In contrast to Robbins' fate, Radcliffe was lauded for her courage and received overwhelming sympathy in Britain. Of course, she was competing in an individual event and did not "let down" a crew who was dependent upon her performance to succeed.
Within the Australian women's rowing community there is still a great deal of resentment against Sally Robbins, who is attempting to qualify for the quad sculls crew that will compete in Beijing. At least two oarswomen from what is known as the "shadow" sculling squad of potential selectees have declared they will not row in the same boat as Robbins if she is selected. The bad blood prompted Rowing Australia to convene a group therapy teleconference last week among the women (minus Robbins). Another will be convened if Robbins rows well enough in the ongoing Olympic trials to remain in the selection mix.
But Robbins is not without her supporters. Two-time Olympic gold medalist and five-time world champion Drew Ginn described the in-fighting as a waste of energy. Referring to Robbins' public humiliation and attempted comeback, he said, "You wouldn't want it to happen to yourself. If it did, you would want the chance to resurrect yourself. It is great that she's having a go."
Added Pip Savage, who is vying to represent Australia at Beijing in the women's single scull, "We have all stuffed up. So if rowing at the Olympics is a way to redeem herself, well, she should be allowed to have a go at it. Everyone deserves a second chance."
Ginn and Savage can afford to be charitable, for neither has to row in a crew with Robbins. As the controversy festers on Robbins may resolve the matter all by herself, if her poor performance the past three days at the trials is any indication. Should she continue to deliver substandard performances, she will select herself out of the competition. But if she catches fire over the next six weeks the plot will thicken greatly.
Australia's women's sculling crews will be selected in April and Noel Donaldson, Rowing Australia's high performance director, is in no hurry to rush the process. Said Donaldson, "Because they are not being selected until April, there is no reason for us to hurry through anything or cut anyone from that category at the moment. If we do, we are getting down to very, very few numbers. We don't want to do that."

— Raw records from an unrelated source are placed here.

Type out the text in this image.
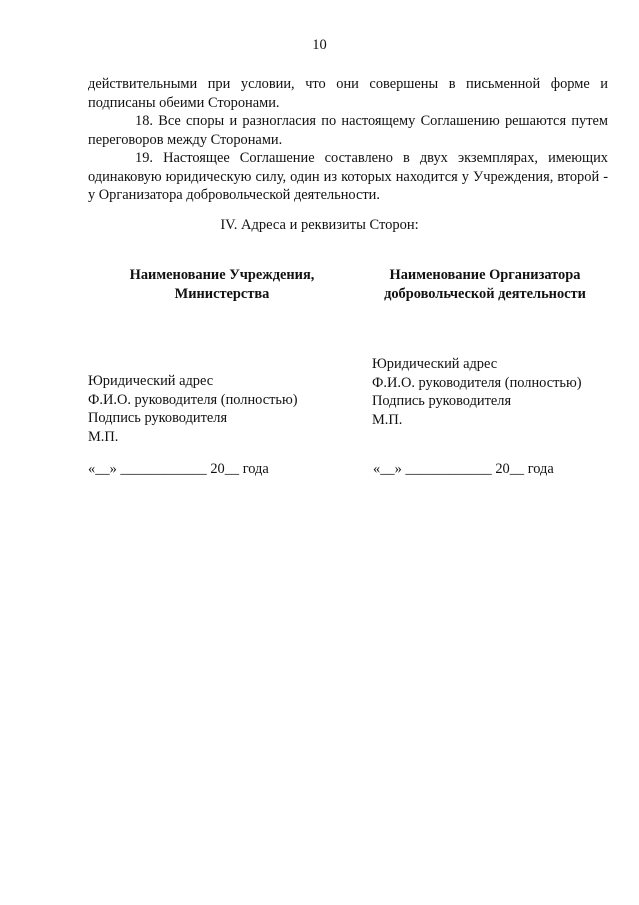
10

действительными при условии, что они совершены в письменной форме и подписаны обеими Сторонами.

18. Все споры и разногласия по настоящему Соглашению решаются путем переговоров между Сторонами.

19. Настоящее Соглашение составлено в двух экземплярах, имеющих одинаковую юридическую силу, один из которых находится у Учреждения, второй - у Организатора добровольческой деятельности.

IV. Адреса и реквизиты Сторон:
Наименование Учреждения,
Министерства
Юридический адрес
Ф.И.О. руководителя (полностью)
Подпись руководителя
М.П.
Наименование Организатора
добровольческой деятельности
Юридический адрес
Ф.И.О. руководителя (полностью)
Подпись руководителя
М.П.
«__» ____________ 20__ года	«__» ____________ 20__ года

It is hard not to empathize with both sides of this equation-- with the potential crew mates of Robbins who have every right to demand that only the very best are partnered with them, and with Robbins, who is out there alone on an island, hoping for a fair shake and redemption.
If Robbins reverses her fortune and lays down a series of performances that justify her selection on paper, will the coaching staff have the nerve to select her and the skill to forge the one-for-all/all-for-one psyche that is pivotal to success in crewed events? We'll keep you posted.
For now, however, one thing is clear. Regardless of the reasons Sally Robbins stopped rowing in the finals at Athens, her current attempt to banish her demons, be they physical, psychological, or both, is an act of sublime courage being played out on a very public stage where not many in her shoes would ever dare to venture.